Design prompts for cache stability. Provider caching requires exact prefix matching. A single character change invalidates the cache. Structure your prompts so that static content (system prompt, instructions, tool schemas) comes first and dynamic content (user input, conversation history) comes last. Avoid injecting timestamps, request IDs, or other per-request values into the cacheable prefix. Research shows that caching only the system prompt provides the most consistent benefits — naively caching the full context can paradoxically increase latency due to cache write overhead on dynamic content.

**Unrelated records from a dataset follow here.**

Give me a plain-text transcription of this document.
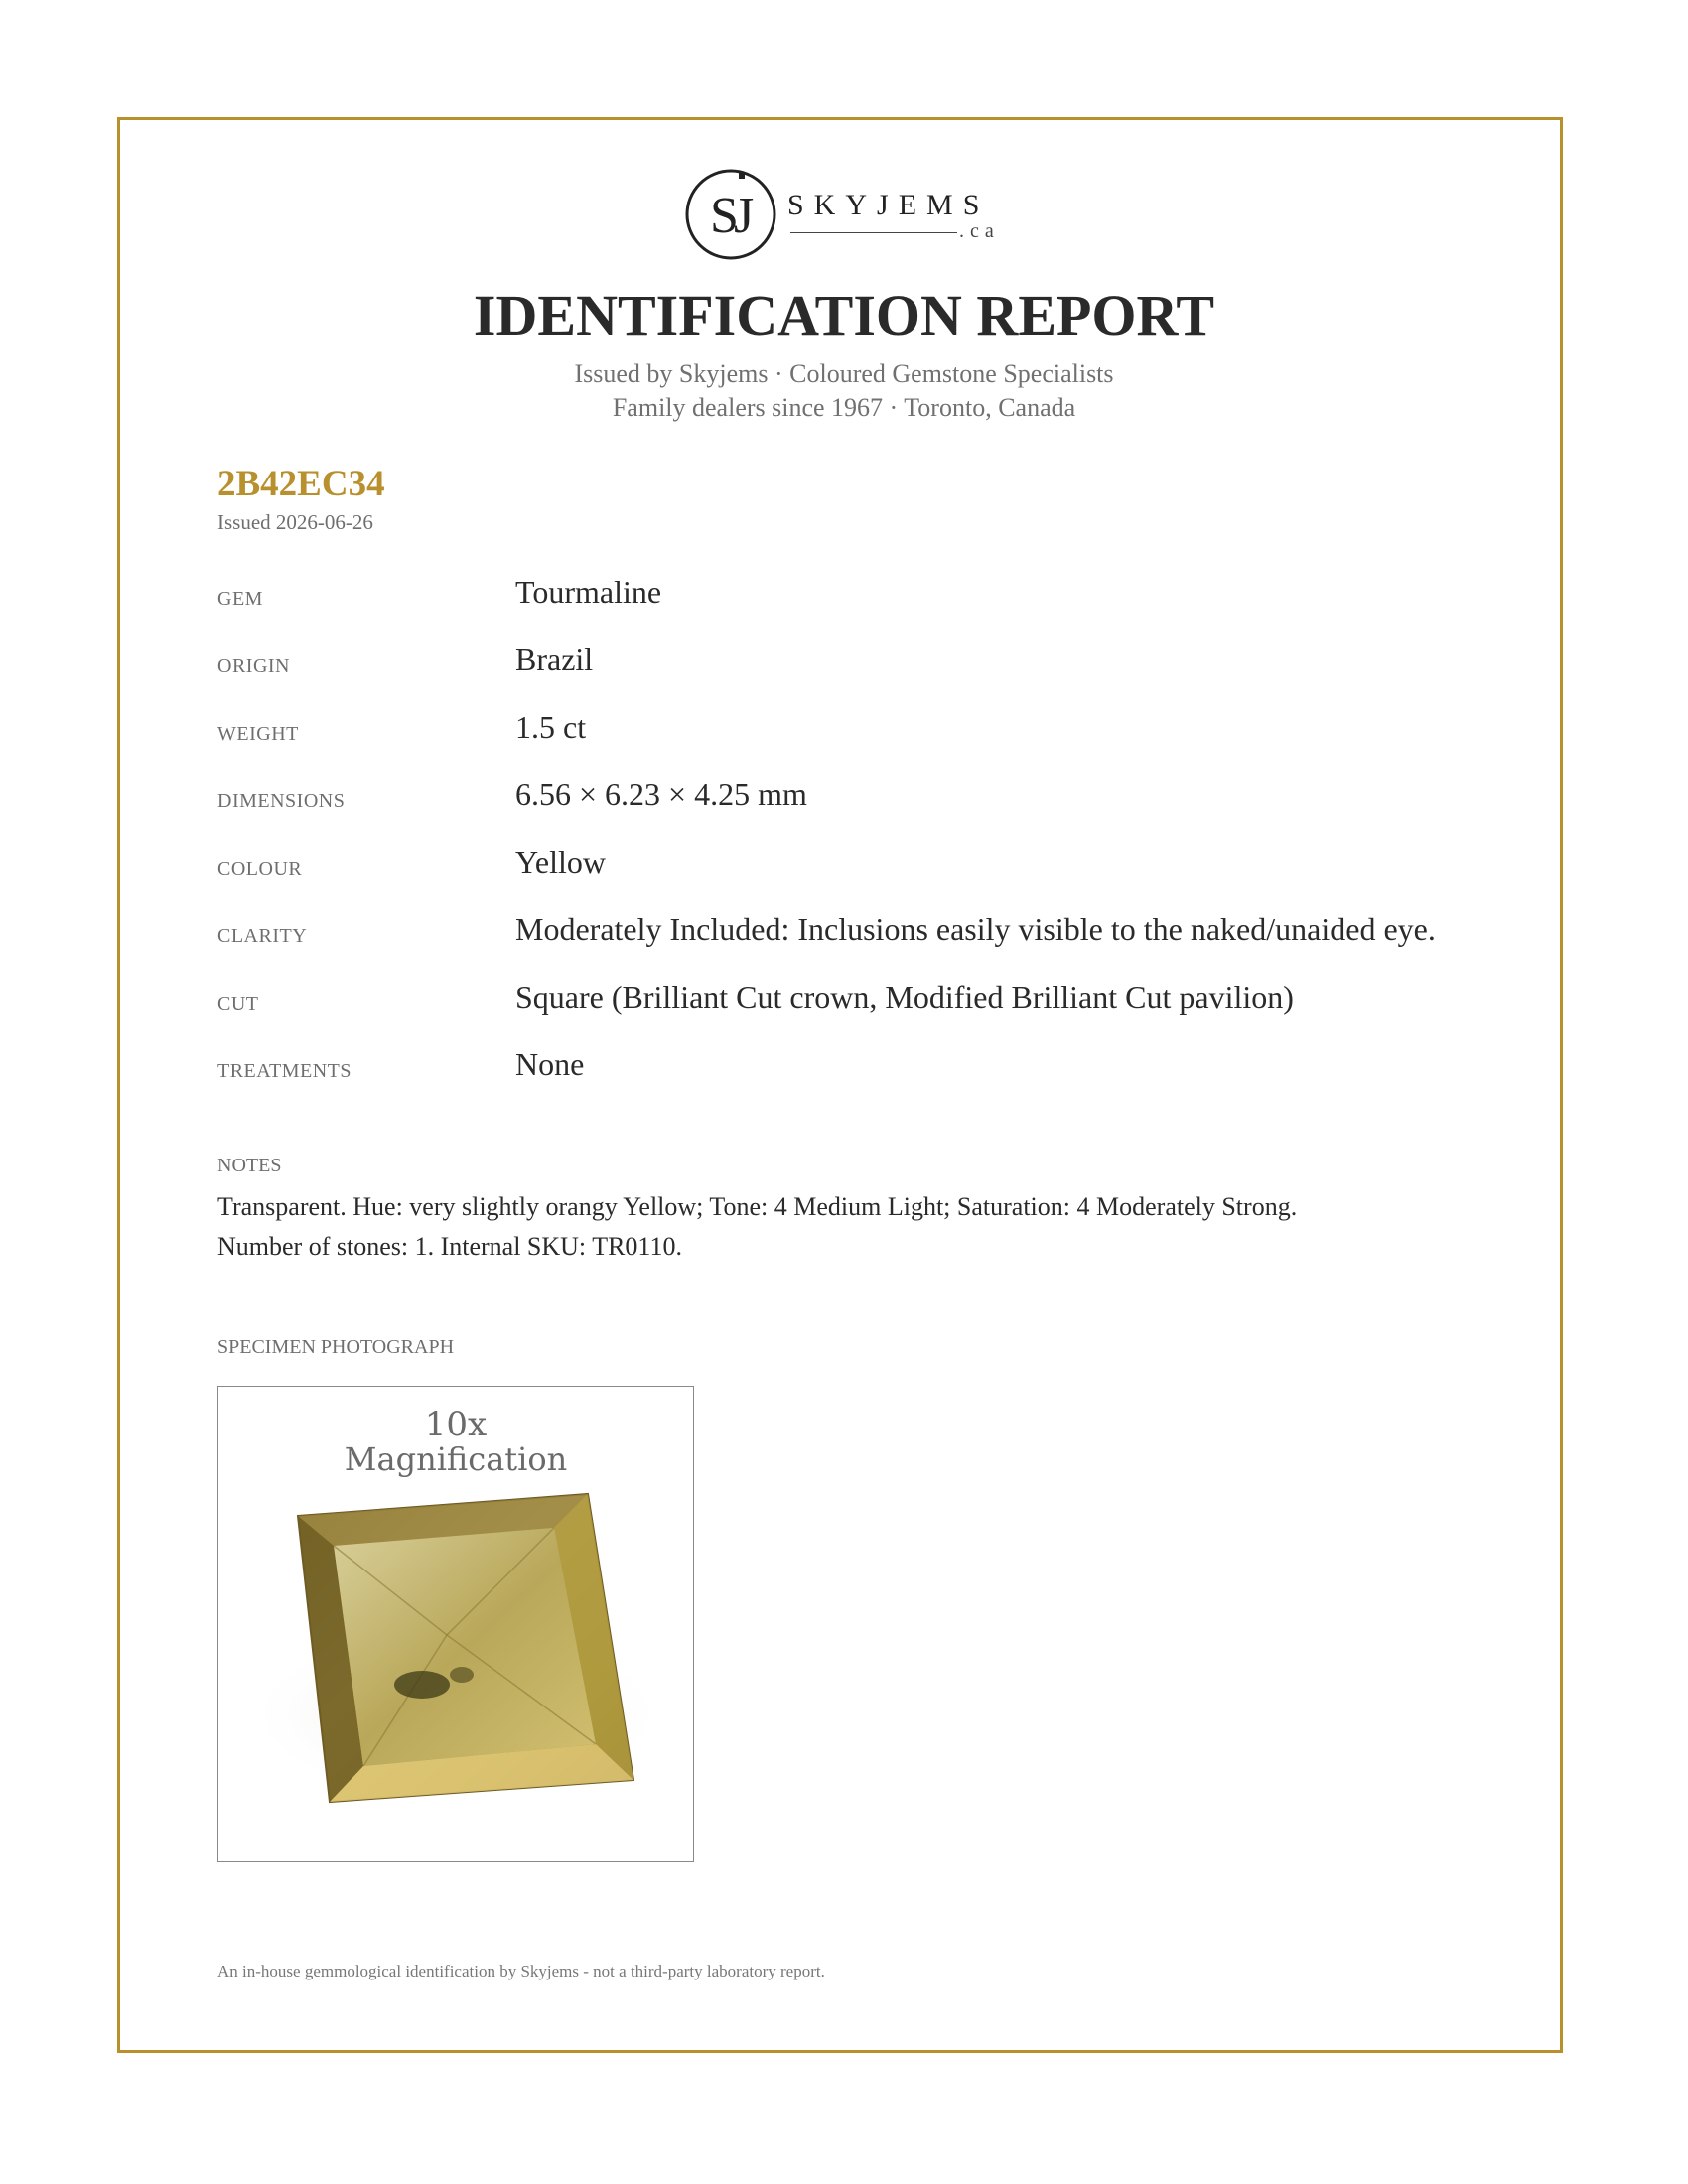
S
J SKYJEMS
.ca
IDENTIFICATION REPORT
Issued by Skyjems · Coloured Gemstone Specialists
Family dealers since 1967 · Toronto, Canada
2B42EC34
Issued 2026-06-26
GEM	Tourmaline
ORIGIN	Brazil
WEIGHT	1.5 ct
DIMENSIONS	6.56 × 6.23 × 4.25 mm
COLOUR	Yellow
CLARITY	Moderately Included: Inclusions easily visible to the naked/unaided eye.
CUT	Square (Brilliant Cut crown, Modified Brilliant Cut pavilion)
TREATMENTS	None
NOTES
Transparent. Hue: very slightly orangy Yellow; Tone: 4 Medium Light; Saturation: 4 Moderately Strong.
Number of stones: 1. Internal SKU: TR0110.
SPECIMEN PHOTOGRAPH
10x
Magnification
An in-house gemmological identification by Skyjems - not a third-party laboratory report.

Budget for the uncached tail. Set your timeout and retry logic based on cold-cache latency, not warm-cache latency. If your timeout is tuned to cached performance, cold-cache requests will timeout and retry, which doubles your cost and might still timeout on retry. A timeout of 2x your p99-uncached latency is a safer starting point than 2x your p50-cached latency.

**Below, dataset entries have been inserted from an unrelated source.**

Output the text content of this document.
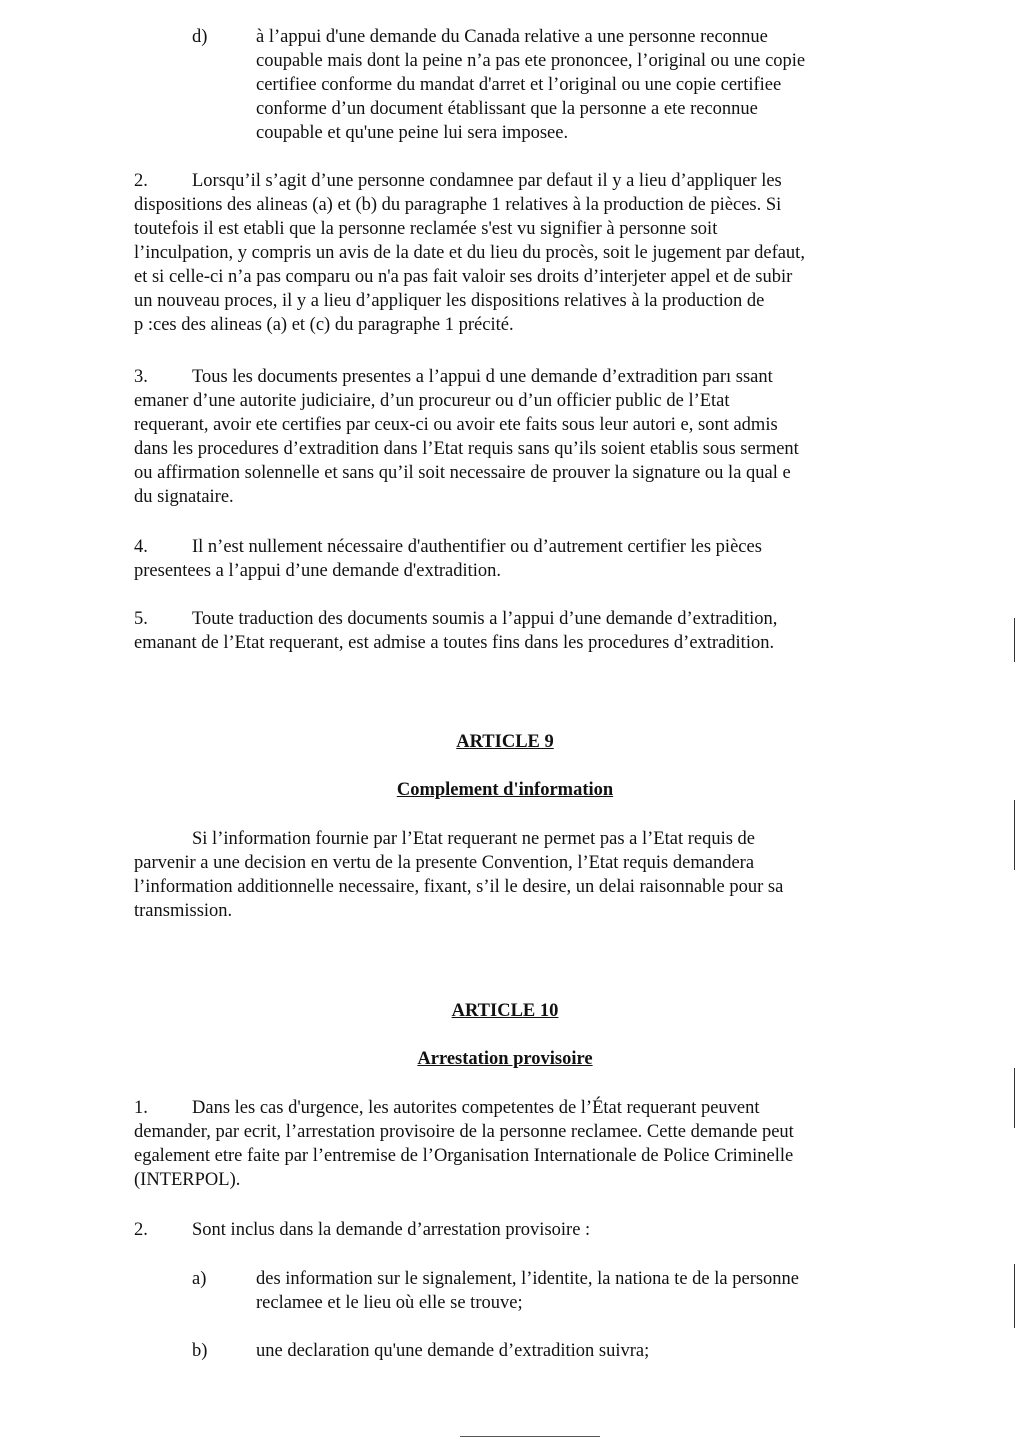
d)	à l’appui d'une demande du Canada relative a une personne reconnue
coupable mais dont la peine n’a pas ete prononcee, l’original ou une copie
certifiee conforme du mandat d'arret et l’original ou une copie certifiee
conforme d’un document établissant que la personne a ete reconnue
coupable et qu'une peine lui sera imposee.
2. Lorsqu’il s’agit d’une personne condamnee par defaut il y a lieu d’appliquer les
dispositions des alineas (a) et (b) du paragraphe 1 relatives à la production de pièces. Si
toutefois il est etabli que la personne reclamée s'est vu signifier à personne soit
l’inculpation, y compris un avis de la date et du lieu du procès, soit le jugement par defaut,
et si celle-ci n’a pas comparu ou n'a pas fait valoir ses droits d’interjeter appel et de subir
un nouveau proces, il y a lieu d’appliquer les dispositions relatives à la production de
p :ces des alineas (a) et (c) du paragraphe 1 précité.
3. Tous les documents presentes a l’appui d une demande d’extradition parı ssant
emaner d’une autorite judiciaire, d’un procureur ou d’un officier public de l’Etat
requerant, avoir ete certifies par ceux-ci ou avoir ete faits sous leur autori e, sont admis
dans les procedures d’extradition dans l’Etat requis sans qu’ils soient etablis sous serment
ou affirmation solennelle et sans qu’il soit necessaire de prouver la signature ou la qual e
du signataire.
4. Il n’est nullement nécessaire d'authentifier ou d’autrement certifier les pièces
presentees a l’appui d’une demande d'extradition.
5. Toute traduction des documents soumis a l’appui d’une demande d’extradition,
emanant de l’Etat requerant, est admise a toutes fins dans les procedures d’extradition.
ARTICLE 9
Complement d'information
Si l’information fournie par l’Etat requerant ne permet pas a l’Etat requis de
parvenir a une decision en vertu de la presente Convention, l’Etat requis demandera
l’information additionnelle necessaire, fixant, s’il le desire, un delai raisonnable pour sa
transmission.
ARTICLE 10
Arrestation provisoire
1. Dans les cas d'urgence, les autorites competentes de l’État requerant peuvent
demander, par ecrit, l’arrestation provisoire de la personne reclamee. Cette demande peut
egalement etre faite par l’entremise de l’Organisation Internationale de Police Criminelle
(INTERPOL).
2. Sont inclus dans la demande d’arrestation provisoire :
a)	des information sur le signalement, l’identite, la nationa te de la personne
reclamee et le lieu où elle se trouve;
b)	une declaration qu'une demande d’extradition suivra;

Use separate latency SLOs for interactive and batch paths. Interactive requests need tight TTFT budgets, so cache misses hurt. Batch processing can tolerate cold-cache latency because no user is waiting. If your system mixes both, a single SLO will either be too tight for batch (causing false alerts) or too loose for interactive (missing real degradation).
The Honest Latency Curve
The gap between staging and production latency isn't a mystery, and it isn't the provider's fault. It's the predictable consequence of measuring performance in an environment where the cache is always warm and traffic is always uniform.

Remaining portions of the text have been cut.